And that leads to the third stage. After a while, you begin to notice that you can see the grievance from the other’s point of view and you might find that a loving spirit has begun to enter your heart and you start to do things to make yourself more forgiving. In particular, you begin to recognize the benefits of forgiving and realize how much of the process is up to you.

Finally, if we are lucky, we may develop into Luskin’s fourth stage, and become, simply, a forgiving person. Forgiving people aren’t perfect but they recognize that others aren’t perfect either. Forgiving folks give people the benefit of the doubt and understand how common it is to hurt and be hurt. When I think of people like this, I call to mind the Dalai Lama of Tibet. Here is a man who has been exiled from his country, called a traitor, and seen Tibetans unfairly treated for decades. Yet, he maintains a loving spirit, a smiling face, and a belief in the ultimate goodness of the human spirit. He is able to forgive because he believes forgiveness is not only possible, it is necessary. He is a forgiving person.

Now I realize that few among us could claim to have the spiritual wisdom or maturity of the Dalai Lama. Yet, I think that all of us have the potential to learn to be forgiving. We can start here, in our hearts, and forgive ourselves for our imperfections. Next, we can forgive others for theirs. Then we can remember how good it feels to let go of anger and hurt and watch it recede into the past where it belongs. Finally, we can begin to meet each day with a forgiving spirit.

Our world today is so in need of people who can move past old grudges and build new relationships built on forgiveness and love. As hard as it is, the act of forgiveness is a powerful antidote to the hatred and vengeful spirit so common in our world today. On this day, when Jews all over the world acknowledge their faults and ask God for forgiveness, may we also find the will to turn away from anger and hate and turn instead toward love and forgiveness. I know it won’t be easy, for me or for you.

But when I think of that Irish mother who was able to let go of her anger and hate toward the murderer of her son, I am awed at the power of the human spirit to grow and change and forgive. And I say to myself, if she can do it, then so must I. For the health of our planet, so must we all.

Closing Words:

These words were written for Yom Kippur by 20th century Rabbi Jack Reiman, May they serve as blessing and benediction on us all.

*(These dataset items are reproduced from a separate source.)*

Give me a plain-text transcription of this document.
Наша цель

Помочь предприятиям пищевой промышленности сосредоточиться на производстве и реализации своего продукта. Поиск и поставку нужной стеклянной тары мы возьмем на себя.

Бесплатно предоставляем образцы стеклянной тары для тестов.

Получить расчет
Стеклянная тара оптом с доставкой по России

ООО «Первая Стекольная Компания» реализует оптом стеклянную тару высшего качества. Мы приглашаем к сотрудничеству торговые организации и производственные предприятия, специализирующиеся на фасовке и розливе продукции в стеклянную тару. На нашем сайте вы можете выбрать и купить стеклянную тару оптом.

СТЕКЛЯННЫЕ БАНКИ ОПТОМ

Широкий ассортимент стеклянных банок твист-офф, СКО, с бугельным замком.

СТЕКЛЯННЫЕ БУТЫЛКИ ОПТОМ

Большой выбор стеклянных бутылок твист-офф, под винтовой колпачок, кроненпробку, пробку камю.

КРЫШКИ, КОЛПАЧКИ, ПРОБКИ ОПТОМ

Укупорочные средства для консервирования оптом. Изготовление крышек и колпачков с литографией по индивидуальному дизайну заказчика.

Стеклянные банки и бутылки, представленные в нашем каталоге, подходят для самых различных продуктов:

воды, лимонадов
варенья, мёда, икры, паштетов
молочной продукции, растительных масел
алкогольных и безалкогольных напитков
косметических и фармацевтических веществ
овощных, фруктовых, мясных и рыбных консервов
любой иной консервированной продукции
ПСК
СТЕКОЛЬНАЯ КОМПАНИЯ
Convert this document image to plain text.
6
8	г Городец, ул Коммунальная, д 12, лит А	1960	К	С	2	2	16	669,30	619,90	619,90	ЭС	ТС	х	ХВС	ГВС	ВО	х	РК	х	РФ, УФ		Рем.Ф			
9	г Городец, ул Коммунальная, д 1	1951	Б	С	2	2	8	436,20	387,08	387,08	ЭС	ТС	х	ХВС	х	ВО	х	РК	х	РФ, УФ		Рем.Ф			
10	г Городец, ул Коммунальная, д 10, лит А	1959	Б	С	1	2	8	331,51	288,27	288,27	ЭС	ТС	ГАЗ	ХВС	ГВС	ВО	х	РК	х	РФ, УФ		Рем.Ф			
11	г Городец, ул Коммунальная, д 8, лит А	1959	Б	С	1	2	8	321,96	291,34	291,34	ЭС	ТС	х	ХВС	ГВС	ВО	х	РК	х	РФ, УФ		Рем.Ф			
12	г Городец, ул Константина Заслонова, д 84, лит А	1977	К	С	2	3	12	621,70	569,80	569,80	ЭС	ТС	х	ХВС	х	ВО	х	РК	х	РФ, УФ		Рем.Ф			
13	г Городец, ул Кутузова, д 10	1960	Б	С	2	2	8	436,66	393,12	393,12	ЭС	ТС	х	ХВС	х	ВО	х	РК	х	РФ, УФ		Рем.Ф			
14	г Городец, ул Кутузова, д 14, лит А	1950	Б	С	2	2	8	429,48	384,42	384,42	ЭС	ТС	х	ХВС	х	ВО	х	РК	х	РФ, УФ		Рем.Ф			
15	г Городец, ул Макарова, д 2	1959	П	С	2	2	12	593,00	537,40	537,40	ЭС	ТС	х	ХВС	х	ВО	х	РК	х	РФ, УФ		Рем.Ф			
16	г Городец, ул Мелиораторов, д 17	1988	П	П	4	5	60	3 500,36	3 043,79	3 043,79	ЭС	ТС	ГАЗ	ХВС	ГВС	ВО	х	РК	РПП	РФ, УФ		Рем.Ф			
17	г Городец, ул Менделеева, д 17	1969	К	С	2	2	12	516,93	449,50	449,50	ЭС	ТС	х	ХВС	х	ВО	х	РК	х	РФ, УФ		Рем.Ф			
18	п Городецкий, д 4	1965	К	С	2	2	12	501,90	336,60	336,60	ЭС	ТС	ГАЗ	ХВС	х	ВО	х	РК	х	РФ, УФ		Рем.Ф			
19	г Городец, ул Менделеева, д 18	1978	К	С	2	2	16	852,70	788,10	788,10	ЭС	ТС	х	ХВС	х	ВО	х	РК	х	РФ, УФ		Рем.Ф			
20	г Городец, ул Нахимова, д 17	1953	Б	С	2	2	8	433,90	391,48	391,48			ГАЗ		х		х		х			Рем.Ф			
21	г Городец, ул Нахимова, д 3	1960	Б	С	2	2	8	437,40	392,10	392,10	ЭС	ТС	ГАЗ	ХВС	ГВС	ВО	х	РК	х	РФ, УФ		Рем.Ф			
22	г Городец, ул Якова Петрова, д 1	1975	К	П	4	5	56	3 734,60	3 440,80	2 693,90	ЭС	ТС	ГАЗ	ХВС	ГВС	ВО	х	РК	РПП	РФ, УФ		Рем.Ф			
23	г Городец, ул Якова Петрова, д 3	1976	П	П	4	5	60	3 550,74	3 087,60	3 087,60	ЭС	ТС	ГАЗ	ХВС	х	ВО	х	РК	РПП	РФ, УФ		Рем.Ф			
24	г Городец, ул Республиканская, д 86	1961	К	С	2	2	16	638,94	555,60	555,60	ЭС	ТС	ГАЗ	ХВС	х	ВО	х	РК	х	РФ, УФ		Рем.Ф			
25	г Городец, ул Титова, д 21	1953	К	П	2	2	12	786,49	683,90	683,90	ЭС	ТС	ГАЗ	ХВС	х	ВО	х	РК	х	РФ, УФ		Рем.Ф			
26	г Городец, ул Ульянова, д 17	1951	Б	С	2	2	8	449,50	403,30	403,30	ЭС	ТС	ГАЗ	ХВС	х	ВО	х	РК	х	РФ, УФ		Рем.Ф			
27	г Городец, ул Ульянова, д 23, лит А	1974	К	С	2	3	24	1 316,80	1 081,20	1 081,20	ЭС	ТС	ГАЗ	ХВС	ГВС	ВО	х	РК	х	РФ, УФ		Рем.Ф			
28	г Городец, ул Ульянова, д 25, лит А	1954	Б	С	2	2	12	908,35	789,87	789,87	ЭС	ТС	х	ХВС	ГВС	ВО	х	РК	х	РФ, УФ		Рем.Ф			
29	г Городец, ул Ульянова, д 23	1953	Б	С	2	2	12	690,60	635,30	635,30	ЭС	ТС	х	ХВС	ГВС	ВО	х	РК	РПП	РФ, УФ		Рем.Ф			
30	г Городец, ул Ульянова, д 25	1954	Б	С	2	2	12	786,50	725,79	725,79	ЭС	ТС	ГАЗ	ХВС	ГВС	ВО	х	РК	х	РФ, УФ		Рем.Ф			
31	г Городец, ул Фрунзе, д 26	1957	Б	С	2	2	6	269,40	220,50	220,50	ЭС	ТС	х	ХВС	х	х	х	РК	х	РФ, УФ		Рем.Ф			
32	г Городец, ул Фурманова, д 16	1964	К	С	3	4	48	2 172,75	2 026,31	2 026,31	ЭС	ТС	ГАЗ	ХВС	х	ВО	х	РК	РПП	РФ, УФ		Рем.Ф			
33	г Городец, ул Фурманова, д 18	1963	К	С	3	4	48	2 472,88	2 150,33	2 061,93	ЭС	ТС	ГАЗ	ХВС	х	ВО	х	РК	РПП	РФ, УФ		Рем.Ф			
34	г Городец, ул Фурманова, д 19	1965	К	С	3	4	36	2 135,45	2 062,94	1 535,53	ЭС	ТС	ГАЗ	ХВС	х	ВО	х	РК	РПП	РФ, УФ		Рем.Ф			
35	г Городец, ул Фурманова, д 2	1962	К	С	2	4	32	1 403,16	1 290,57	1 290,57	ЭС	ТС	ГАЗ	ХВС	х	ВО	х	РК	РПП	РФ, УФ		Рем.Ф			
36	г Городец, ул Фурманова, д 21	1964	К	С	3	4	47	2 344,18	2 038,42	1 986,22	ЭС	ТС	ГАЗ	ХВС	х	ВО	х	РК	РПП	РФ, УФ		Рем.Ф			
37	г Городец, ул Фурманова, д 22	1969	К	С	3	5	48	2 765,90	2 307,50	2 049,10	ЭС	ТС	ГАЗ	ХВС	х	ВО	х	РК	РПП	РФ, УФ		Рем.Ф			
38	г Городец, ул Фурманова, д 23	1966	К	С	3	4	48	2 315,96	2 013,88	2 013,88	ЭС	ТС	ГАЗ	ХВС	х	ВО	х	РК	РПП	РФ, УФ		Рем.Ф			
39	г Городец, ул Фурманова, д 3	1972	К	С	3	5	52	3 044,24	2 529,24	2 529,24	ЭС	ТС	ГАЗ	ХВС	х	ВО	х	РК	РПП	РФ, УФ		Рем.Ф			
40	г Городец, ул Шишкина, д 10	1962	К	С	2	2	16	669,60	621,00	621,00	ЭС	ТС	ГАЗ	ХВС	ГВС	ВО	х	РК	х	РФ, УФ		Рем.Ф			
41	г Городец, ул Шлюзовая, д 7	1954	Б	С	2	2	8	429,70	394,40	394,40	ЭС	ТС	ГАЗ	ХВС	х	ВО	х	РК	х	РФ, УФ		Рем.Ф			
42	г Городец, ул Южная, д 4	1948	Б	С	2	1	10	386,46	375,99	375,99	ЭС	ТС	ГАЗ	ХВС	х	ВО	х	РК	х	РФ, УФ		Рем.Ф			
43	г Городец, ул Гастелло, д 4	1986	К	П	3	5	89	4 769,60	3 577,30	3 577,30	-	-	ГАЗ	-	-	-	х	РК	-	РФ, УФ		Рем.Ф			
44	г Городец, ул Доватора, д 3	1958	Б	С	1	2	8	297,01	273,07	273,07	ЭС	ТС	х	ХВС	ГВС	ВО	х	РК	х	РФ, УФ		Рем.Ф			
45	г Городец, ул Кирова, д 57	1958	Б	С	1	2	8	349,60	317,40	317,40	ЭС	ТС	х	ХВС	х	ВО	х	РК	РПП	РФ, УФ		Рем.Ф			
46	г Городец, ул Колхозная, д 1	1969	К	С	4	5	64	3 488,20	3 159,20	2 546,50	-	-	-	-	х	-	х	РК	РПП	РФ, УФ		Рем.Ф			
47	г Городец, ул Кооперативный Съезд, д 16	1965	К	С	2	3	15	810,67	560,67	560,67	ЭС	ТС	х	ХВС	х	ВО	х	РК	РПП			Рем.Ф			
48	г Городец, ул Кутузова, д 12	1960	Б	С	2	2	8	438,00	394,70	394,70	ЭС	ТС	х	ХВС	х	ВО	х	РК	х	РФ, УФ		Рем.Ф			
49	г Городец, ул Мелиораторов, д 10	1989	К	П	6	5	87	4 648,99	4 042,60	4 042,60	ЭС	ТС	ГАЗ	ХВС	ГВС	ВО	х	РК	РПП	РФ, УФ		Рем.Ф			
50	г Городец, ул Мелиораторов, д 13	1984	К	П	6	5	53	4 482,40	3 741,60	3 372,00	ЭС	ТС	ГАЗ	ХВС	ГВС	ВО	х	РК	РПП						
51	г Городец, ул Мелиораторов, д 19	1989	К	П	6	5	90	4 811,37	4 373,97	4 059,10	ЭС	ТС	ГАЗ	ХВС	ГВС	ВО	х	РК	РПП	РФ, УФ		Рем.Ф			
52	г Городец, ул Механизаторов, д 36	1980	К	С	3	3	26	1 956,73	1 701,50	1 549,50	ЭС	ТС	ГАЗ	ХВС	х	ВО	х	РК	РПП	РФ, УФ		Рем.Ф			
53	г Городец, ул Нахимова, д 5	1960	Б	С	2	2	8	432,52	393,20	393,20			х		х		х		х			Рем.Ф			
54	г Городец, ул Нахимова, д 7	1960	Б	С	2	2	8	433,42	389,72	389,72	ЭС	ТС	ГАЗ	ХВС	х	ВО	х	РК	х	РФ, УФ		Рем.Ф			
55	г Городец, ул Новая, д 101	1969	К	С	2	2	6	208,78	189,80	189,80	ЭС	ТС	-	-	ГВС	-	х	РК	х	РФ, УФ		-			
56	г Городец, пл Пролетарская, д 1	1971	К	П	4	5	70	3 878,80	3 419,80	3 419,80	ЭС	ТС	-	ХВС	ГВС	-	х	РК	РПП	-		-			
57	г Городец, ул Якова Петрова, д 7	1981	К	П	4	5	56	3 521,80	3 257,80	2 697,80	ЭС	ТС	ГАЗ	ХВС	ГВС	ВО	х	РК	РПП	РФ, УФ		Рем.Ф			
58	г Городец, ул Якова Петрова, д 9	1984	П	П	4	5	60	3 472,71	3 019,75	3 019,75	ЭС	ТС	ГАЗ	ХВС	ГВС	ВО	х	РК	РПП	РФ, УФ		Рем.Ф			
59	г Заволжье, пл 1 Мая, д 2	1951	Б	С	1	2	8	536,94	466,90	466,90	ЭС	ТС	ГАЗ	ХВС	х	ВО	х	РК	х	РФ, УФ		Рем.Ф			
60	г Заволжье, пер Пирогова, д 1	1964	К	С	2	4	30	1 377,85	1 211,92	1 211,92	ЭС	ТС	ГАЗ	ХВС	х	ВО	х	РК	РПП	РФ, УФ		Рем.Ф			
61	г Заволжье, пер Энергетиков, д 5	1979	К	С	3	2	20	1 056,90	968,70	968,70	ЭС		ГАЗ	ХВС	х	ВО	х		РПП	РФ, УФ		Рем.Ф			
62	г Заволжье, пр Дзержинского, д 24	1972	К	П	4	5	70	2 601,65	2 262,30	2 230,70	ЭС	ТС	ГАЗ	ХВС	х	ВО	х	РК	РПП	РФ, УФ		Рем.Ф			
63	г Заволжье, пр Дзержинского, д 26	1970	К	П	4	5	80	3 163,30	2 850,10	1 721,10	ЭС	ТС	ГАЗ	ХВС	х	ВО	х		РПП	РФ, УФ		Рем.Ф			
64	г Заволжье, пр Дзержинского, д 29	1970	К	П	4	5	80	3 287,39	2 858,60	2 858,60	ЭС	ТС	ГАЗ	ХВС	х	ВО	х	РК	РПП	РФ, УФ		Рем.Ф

On Turning by Jack Reimer (Rabbi from Florida, from SLT #634)

Now is the time for turning.
The leaves are beginning to turn from green to red and orange.
The birds are beginning to turn and are heading once more toward the South.
The animals are beginning to turn to storing their food for the winter.
For leaves, birds and animals, turning comes instinctively.
But for us turning does not come so easily.
It takes an act of will for us to make a turn. It means breaking with old habits.
It means admitting that we have been wrong; and that is never easy.
It means losing face; it means starting all over again;
and this is always painful.
It means saying: I am sorry.
It means recognizing that we have the ability to change.
These things are hard to do.
But unless we turn, we will be trapped forever in yesterday's ways.
[May we learn to] turn – from callousness to sensitivity, from hostility to love, from pettiness to purpose, from envy to contentment, from carelessness to discipline, from fear to faith.

May we turn toward each other [and to all that is holy] and break not the circle of love but be forever forgiving and forgiven. Amen.